Мятежные ангелы.
4.
Я был уверен, что Холлиер скоро заставит Парлабейна зайти ко мне. И действительно, тот объявился на следующий вечер после моего визита к Ози Фроутсу.
Я был не в духе: у меня из головы не шла суровая оценка моего физического, а следовательно, и духовного состояния, которую дал вчера Ози. Я 425 — мягкий, массивный и, безо всякого сомнения, вскоре заплыву жиром. Я часто обещаю себе, что буду ежедневно ходить в спортзал, приведу себя в форму, и выполнил бы обещание, если бы не был так занят.

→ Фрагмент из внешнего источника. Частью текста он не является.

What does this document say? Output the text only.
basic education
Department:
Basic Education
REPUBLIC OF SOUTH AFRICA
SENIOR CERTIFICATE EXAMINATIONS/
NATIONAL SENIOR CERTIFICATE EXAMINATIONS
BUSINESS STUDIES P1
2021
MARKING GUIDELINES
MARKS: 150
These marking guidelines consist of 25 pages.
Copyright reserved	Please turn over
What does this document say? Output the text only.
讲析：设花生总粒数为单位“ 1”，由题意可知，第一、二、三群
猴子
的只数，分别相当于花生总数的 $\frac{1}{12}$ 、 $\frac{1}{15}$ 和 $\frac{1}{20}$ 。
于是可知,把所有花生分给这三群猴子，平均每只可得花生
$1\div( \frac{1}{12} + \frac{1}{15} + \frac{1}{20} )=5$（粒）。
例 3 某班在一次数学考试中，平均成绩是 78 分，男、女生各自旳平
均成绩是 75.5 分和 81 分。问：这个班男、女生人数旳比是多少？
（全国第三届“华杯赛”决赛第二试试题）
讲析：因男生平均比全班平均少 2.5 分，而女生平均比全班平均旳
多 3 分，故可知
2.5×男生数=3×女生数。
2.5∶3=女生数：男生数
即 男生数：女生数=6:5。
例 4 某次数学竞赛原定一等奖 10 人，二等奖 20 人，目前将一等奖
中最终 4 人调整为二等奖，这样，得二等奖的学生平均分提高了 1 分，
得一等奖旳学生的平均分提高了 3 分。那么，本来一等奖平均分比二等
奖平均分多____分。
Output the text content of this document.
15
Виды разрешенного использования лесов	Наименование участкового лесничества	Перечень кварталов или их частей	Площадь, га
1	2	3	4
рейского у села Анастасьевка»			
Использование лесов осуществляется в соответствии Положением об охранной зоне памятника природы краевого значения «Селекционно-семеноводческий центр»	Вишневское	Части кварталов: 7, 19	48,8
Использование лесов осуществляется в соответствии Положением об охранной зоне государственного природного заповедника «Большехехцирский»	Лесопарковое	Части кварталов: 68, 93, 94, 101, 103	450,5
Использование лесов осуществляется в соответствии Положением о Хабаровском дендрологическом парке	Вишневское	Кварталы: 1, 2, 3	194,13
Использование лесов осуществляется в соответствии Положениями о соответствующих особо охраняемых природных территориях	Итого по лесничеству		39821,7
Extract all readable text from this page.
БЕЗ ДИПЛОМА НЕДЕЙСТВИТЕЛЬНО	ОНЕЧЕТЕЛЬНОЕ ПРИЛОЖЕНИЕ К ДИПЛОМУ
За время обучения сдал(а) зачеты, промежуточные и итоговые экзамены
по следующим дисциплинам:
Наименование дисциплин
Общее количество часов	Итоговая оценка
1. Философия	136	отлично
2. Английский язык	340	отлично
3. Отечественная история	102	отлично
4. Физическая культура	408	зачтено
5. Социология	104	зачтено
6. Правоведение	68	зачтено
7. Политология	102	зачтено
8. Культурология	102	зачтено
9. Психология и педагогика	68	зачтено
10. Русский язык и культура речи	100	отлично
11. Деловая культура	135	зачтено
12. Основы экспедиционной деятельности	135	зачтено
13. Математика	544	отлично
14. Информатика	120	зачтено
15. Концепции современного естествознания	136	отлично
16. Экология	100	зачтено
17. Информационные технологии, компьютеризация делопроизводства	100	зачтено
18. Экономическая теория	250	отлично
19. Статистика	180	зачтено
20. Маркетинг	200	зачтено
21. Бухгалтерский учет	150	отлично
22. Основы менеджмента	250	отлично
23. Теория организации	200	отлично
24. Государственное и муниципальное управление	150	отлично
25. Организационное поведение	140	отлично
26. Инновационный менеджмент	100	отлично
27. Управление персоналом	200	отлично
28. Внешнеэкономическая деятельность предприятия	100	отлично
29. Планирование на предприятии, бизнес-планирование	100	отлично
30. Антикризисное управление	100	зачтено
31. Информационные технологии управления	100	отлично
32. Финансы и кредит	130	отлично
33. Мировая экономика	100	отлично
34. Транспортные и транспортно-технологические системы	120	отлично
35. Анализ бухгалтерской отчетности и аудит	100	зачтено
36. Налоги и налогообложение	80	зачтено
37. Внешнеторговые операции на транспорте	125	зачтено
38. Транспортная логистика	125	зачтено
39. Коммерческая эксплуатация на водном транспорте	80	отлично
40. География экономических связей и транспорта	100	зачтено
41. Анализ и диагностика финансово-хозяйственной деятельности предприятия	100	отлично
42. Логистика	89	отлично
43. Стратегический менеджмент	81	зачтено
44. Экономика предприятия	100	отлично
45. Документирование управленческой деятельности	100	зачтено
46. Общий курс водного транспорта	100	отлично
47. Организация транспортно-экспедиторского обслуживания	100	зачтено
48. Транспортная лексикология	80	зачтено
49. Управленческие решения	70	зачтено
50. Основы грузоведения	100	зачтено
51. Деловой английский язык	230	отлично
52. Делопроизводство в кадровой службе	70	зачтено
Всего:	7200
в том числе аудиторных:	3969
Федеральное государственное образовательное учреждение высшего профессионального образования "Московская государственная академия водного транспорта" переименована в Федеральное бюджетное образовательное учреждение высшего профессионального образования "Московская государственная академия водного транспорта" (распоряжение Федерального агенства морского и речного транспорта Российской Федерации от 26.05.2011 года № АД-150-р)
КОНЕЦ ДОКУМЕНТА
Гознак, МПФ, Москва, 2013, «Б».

Теперь Ози нанес мне удар, заявив, что жир — моя судьба, неизбежная ноша, внешний, видимый признак внутренней, лишь отчасти видимой любви к удобству. Быть может, я себя обманываю? Не зовут ли меня студенты за глаза Толстяком? Но пускай фея Карабос явилась на мои крестины с особым даром, тучностью, — там были и другие феи, добрые, они принесли мне интеллект и энергию. Но человеку свойственно недовольство тем, что он имеет, и я обижался на свой жир.
Хуже того, Ози предположил, что я из людей, постоянно пускающих ветры. Конечно, все понимают, что с возрастом это проявление человеческой природы только усиливается. Тем более излишне напоминать об этом священнику, часто посещающему пожилых людей. И зачем Фроутсу вздумалось обсуждать эту тему в присутствии Марии Магдалины Феотоки?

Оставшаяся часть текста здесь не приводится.